The Petrified Forest: Menace in the Desert, an all-new 16-minute featurette, analyzes both the film itself and the studio that made it. Film critics and historians (Andrew Sarris, Eric Lax, and Alain Silver among them) discuss how Bogart's career was in steady decline before he was cast as Duke Mantee, and how his portrayal—which he reportedly based on legendary bank-robber John Dillinger—"defined the American gangster, as opposed to the immigrant gangster." We also learn Bogart named his daughter Leslie to honor the man who "made his career." Comments about the tough atmosphere at the Warner studio, and its socially relevant, ripped-from-the-headlines product flesh out this well-made, interesting documentary.

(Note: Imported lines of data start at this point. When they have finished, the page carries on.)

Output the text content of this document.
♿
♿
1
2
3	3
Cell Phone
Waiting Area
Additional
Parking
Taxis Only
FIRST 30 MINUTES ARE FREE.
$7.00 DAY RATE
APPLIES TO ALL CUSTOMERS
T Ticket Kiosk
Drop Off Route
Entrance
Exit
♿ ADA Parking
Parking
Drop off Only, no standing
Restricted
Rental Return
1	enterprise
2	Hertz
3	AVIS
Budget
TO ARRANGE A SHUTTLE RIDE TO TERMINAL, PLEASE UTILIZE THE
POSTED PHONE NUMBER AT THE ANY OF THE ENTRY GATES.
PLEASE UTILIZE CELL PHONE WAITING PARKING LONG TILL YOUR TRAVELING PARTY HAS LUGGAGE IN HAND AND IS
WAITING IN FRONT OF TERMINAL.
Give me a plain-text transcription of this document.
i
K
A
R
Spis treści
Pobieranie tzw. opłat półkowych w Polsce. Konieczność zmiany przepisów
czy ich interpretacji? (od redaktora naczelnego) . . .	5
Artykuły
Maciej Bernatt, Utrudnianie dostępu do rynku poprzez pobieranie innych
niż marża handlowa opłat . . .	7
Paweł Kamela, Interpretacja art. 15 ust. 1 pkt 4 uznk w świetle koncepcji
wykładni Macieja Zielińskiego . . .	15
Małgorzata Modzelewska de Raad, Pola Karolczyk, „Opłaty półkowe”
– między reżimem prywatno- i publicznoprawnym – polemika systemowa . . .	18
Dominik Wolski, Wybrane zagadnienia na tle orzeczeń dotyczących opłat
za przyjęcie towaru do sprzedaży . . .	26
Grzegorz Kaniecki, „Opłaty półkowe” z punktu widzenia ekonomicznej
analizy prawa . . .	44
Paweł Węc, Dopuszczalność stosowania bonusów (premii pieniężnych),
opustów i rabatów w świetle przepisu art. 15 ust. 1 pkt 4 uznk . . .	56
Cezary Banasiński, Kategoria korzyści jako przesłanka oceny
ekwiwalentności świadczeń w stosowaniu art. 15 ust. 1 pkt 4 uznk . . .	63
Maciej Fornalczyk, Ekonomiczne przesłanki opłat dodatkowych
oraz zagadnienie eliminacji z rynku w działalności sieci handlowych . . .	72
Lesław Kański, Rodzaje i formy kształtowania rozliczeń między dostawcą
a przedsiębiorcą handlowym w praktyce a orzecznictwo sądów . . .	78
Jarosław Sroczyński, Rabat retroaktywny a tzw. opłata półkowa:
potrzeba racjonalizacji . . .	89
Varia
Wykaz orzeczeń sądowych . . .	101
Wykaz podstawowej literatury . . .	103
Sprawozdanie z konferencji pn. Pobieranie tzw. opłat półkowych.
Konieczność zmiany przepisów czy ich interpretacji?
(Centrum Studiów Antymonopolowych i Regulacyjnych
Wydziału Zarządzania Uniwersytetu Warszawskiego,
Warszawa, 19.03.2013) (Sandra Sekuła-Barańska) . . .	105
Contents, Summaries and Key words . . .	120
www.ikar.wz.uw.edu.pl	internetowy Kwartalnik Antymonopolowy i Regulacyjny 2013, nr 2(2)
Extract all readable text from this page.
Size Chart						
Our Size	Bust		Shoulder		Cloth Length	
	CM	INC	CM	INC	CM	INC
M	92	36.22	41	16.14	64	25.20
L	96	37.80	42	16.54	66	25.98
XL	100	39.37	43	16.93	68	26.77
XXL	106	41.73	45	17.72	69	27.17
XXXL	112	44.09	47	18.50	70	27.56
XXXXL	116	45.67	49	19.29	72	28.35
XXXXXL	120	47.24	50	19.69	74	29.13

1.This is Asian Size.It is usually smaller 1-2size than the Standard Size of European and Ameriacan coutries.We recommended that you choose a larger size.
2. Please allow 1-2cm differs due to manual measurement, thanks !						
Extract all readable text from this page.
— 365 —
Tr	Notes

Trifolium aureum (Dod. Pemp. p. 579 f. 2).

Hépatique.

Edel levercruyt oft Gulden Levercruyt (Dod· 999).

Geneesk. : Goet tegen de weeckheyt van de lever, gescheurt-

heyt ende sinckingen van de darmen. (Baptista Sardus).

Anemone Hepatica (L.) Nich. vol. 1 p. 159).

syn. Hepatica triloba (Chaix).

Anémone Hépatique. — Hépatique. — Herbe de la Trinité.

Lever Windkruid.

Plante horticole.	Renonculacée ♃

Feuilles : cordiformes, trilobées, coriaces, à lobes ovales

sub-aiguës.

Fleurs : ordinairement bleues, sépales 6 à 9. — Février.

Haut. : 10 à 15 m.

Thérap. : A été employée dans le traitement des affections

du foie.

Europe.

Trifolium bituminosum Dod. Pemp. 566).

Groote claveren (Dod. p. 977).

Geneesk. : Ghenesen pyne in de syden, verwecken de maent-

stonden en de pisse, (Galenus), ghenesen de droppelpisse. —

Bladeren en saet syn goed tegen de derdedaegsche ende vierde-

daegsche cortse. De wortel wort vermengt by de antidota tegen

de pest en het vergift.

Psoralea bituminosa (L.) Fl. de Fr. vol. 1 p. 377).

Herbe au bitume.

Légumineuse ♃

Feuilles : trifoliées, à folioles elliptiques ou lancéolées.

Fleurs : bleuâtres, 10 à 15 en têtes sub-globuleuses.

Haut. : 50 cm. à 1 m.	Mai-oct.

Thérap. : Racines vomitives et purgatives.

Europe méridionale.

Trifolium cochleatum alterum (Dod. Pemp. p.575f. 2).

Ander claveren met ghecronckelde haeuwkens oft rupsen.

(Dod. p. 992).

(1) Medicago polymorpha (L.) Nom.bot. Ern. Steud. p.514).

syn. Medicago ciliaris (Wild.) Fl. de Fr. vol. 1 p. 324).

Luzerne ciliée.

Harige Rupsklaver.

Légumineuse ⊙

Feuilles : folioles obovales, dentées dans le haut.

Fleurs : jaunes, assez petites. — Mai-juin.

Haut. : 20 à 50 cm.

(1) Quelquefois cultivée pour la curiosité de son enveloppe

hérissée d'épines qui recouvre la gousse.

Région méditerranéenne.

The stagy nature of The Petrified Forest made it a perfect candidate for a radio adaptation, but four years passed before the Gulf Screen Theater tackled the project in 1940. Bogart recreates his star-making role, while Joan Bennett subs for Davis, and Tyrone Power takes over for Leslie Howard. Condensed to a mere 23 minutes (and that includes a lengthy introduction and commercial break!), this production excises many supporting characters and only gives listeners a taste of the film's lyric tone and soulful depth. Bogart sounds surprisingly subdued, and Bennett lacks the youthful optimism Davis brings to the role. Audio quality is mediocre at best, but it's still a treat to hear this rare antique.
The film's original theatrical trailer (which includes a couple of alternate angles) completes the extras package.
Extras Grade: A
Final CommentsFar from a traditional gangster picture, The Petrified Forest examines how a murderous outlaw forces a group of hostages to confront their wasted lives, and how a disillusioned drifter hopes to save a young woman from spiritual decay. The breakout performance of Humphrey Bogart may be the film's most memorable component, but Leslie Howard and Bette Davis file equally strong portrayals, and director Archie Mayo efficiently evokes an atmosphere of claustrophobic tension. The audio and video transfers may not be up to Warner's usual high standards, but the movie's depth and style, and the disc's top-flight extras make this engrossing drama easy to recommend.